IIRC, replaying WAL generated in a 1h benchmark run took 6 hours.

It sounds unbelievable at first, but the problem is that our WAL replay
doesn't scale. On the primary server, you can have (and they did) a huge
RAID array with dozens of disks, and a lot of concurrent activity
keeping it busy. On the standby, we do all the same work, but with a
single process. Every time we need to read in a page to modify it, we
block. No matter how many disks you have in the array, it won't help,
because we only issue one I/O request at a time.
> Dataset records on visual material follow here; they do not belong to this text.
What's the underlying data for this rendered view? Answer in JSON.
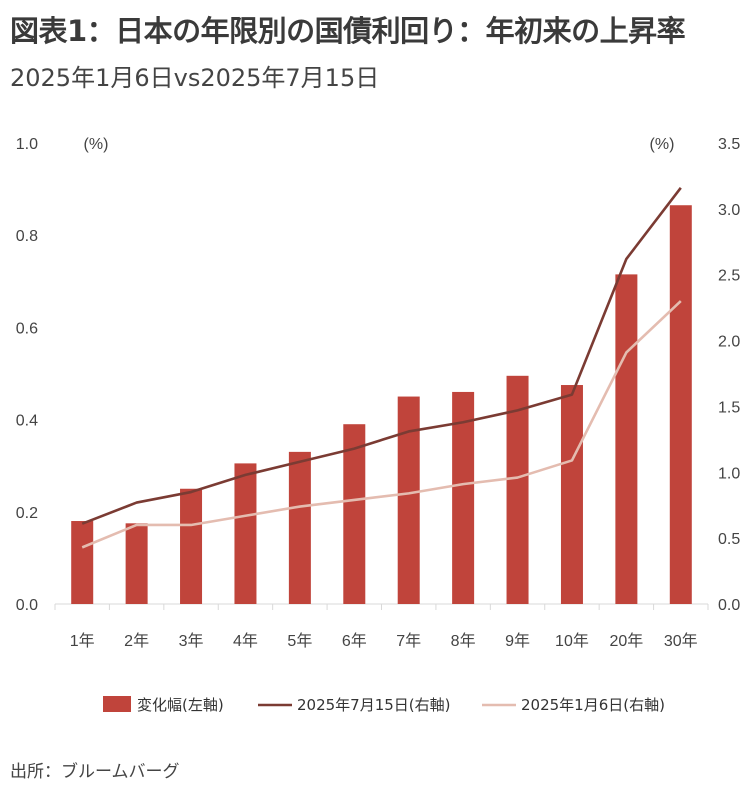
{
  "title": "図表1：日本の年限別の国債利回り：年初来の上昇率",
  "subtitle": "2025年1月6日vs2025年7月15日",
  "source": "出所：ブルームバーグ",
  "chart_data": {
    "type": "bar+line",
    "categories": [
      "1年",
      "2年",
      "3年",
      "4年",
      "5年",
      "6年",
      "7年",
      "8年",
      "9年",
      "10年",
      "20年",
      "30年"
    ],
    "left_axis": {
      "unit_label": "(%)",
      "ylim": [
        0,
        1.0
      ],
      "ticks": [
        "0.0",
        "0.2",
        "0.4",
        "0.6",
        "0.8",
        "1.0"
      ]
    },
    "right_axis": {
      "unit_label": "(%)",
      "ylim": [
        0,
        3.5
      ],
      "ticks": [
        "0.0",
        "0.5",
        "1.0",
        "1.5",
        "2.0",
        "2.5",
        "3.0",
        "3.5"
      ]
    },
    "series": [
      {
        "name": "変化幅(左軸)",
        "type": "bar",
        "axis": "left",
        "color": "#c0443b",
        "values": [
          0.18,
          0.175,
          0.25,
          0.305,
          0.33,
          0.39,
          0.45,
          0.46,
          0.495,
          0.475,
          0.715,
          0.865
        ]
      },
      {
        "name": "2025年7月15日(右軸)",
        "type": "line",
        "axis": "right",
        "color": "#7b3b33",
        "values": [
          0.61,
          0.77,
          0.85,
          0.98,
          1.08,
          1.18,
          1.31,
          1.38,
          1.47,
          1.59,
          2.62,
          3.16
        ]
      },
      {
        "name": "2025年1月6日(右軸)",
        "type": "line",
        "axis": "right",
        "color": "#e4bcb0",
        "values": [
          0.43,
          0.6,
          0.6,
          0.67,
          0.74,
          0.79,
          0.84,
          0.91,
          0.96,
          1.09,
          1.91,
          2.3
        ]
      }
    ],
    "grid": false,
    "legend_position": "bottom"
  }
}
That said, I think the change we made in Spring to not read in pages for
full page writes will help a lot with that. It would be nice to see some
new benchmark results to measure that. However, it didn't fix the
underlying scalability problem.

One KISS approach would be to just do full page writes more often. It
would obviously bloat the WAL, but it would make the replay faster.

Another reason you would care about fast recovery is PITR. If you do
base backups only once a week, for example, when you need to recover
using the archive, you might have to replay a weeks worth of WAL in the
worst case. You don't want to wait a week for the replay to finish.

--
Heikki Linnakangas
EnterpriseDB http://www.enterprisedb.com

#48Tom Lane
tgl@sss.pgh.pa.us
In reply to: Heikki Linnakangas (#47)
Re: [GENERAL] Slow PITR restore

Heikki Linnakangas <heikki@enterprisedb.com> writes:

Koichi showed me & Simon graphs of DBT-2 runs in their test lab back in
May. They had setup two identical systems, one running the benchmark,
and another one as a warm stand-by. The stand-by couldn't keep up; it
couldn't replay the WAL as quickly as the primary server produced it.
IIRC, replaying WAL generated in a 1h benchmark run took 6 hours.
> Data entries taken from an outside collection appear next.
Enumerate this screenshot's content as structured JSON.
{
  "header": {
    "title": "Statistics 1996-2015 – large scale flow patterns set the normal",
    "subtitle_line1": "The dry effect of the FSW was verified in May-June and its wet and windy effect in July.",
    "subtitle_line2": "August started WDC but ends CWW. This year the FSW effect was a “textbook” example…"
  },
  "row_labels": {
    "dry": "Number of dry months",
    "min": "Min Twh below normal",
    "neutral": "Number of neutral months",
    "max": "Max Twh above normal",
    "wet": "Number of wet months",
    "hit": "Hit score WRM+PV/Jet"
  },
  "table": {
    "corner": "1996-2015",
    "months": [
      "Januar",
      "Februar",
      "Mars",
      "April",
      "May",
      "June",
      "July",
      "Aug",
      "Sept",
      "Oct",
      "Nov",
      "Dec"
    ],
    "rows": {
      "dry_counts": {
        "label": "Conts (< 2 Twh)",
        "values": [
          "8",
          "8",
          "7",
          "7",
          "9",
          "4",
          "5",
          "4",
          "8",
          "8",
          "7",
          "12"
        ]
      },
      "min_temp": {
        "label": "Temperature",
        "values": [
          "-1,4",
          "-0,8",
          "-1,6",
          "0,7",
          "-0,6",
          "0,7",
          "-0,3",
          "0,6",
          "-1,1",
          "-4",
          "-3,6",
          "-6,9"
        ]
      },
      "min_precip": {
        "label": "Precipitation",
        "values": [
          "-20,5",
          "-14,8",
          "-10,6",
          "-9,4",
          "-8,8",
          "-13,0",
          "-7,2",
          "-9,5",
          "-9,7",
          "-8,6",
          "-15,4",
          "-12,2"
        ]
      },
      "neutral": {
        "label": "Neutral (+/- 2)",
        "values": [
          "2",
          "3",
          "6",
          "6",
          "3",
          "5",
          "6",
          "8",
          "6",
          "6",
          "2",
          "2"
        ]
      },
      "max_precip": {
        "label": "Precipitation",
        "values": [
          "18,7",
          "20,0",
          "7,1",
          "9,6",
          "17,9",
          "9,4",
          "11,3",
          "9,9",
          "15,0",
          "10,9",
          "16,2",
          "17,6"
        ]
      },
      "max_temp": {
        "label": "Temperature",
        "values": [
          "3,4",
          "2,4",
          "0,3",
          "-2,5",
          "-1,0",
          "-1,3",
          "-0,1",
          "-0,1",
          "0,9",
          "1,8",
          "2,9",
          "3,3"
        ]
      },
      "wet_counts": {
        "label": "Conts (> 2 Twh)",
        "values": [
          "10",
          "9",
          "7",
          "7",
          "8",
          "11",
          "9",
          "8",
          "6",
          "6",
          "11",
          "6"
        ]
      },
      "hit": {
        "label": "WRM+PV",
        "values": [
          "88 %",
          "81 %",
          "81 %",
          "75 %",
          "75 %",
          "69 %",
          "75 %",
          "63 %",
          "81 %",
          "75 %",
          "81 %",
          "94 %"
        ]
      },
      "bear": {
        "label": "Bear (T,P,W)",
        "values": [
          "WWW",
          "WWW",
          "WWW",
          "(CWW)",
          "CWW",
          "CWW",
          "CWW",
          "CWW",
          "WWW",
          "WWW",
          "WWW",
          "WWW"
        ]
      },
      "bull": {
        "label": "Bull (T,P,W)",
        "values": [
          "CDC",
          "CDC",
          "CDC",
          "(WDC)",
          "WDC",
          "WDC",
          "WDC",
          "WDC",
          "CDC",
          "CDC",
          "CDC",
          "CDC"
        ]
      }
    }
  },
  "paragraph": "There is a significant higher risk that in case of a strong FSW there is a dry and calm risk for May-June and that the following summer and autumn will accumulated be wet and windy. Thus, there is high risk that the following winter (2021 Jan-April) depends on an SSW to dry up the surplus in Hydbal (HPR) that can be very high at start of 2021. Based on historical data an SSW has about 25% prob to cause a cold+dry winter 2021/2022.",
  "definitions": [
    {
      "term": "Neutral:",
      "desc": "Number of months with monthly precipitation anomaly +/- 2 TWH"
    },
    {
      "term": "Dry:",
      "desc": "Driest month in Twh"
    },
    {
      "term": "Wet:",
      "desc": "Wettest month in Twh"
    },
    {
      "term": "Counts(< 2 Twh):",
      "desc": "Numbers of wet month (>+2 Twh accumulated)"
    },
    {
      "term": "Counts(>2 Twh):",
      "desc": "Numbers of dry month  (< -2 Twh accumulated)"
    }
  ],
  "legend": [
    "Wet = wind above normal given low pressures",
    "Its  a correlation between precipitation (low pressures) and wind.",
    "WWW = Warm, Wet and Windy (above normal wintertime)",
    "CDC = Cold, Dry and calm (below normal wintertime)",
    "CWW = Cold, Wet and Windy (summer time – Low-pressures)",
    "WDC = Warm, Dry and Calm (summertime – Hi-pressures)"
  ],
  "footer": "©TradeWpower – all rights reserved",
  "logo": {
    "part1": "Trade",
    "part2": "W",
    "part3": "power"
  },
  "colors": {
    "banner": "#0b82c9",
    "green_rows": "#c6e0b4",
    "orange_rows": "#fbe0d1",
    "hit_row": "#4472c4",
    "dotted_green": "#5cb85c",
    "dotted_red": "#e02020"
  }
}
[ shrug... ] This is not consistent with my experience. I can't help
suspecting misconfiguration; perhaps shared_buffers much smaller on the
backup, for example.

One KISS approach would be to just do full page writes more often. It
would obviously bloat the WAL, but it would make the replay faster.

... at the cost of making the primary lots slower.

regards, tom lane

#49Gregory Stark
stark@enterprisedb.com
In reply to: Heikki Linnakangas (#40)
Re: [GENERAL] Slow PITR restore

"Heikki Linnakangas" <heikki@enterprisedb.com> writes:

It would be interesting to do something like that to speed up replay of long
PITR archives, though. You could scan all (or at least far ahead) the WAL
records, and make note of where there is full page writes for each page.
Whenever there's a full page write further ahead in the log, you could ignore
all changes to that page before that, because they're going to be overwritten
anyway.

Hm, you could generate that data when you generate the logs. Keep a hash of
block number and when the last full page write was. Then whenever you switch
log files dump out that hash in a second file alongside.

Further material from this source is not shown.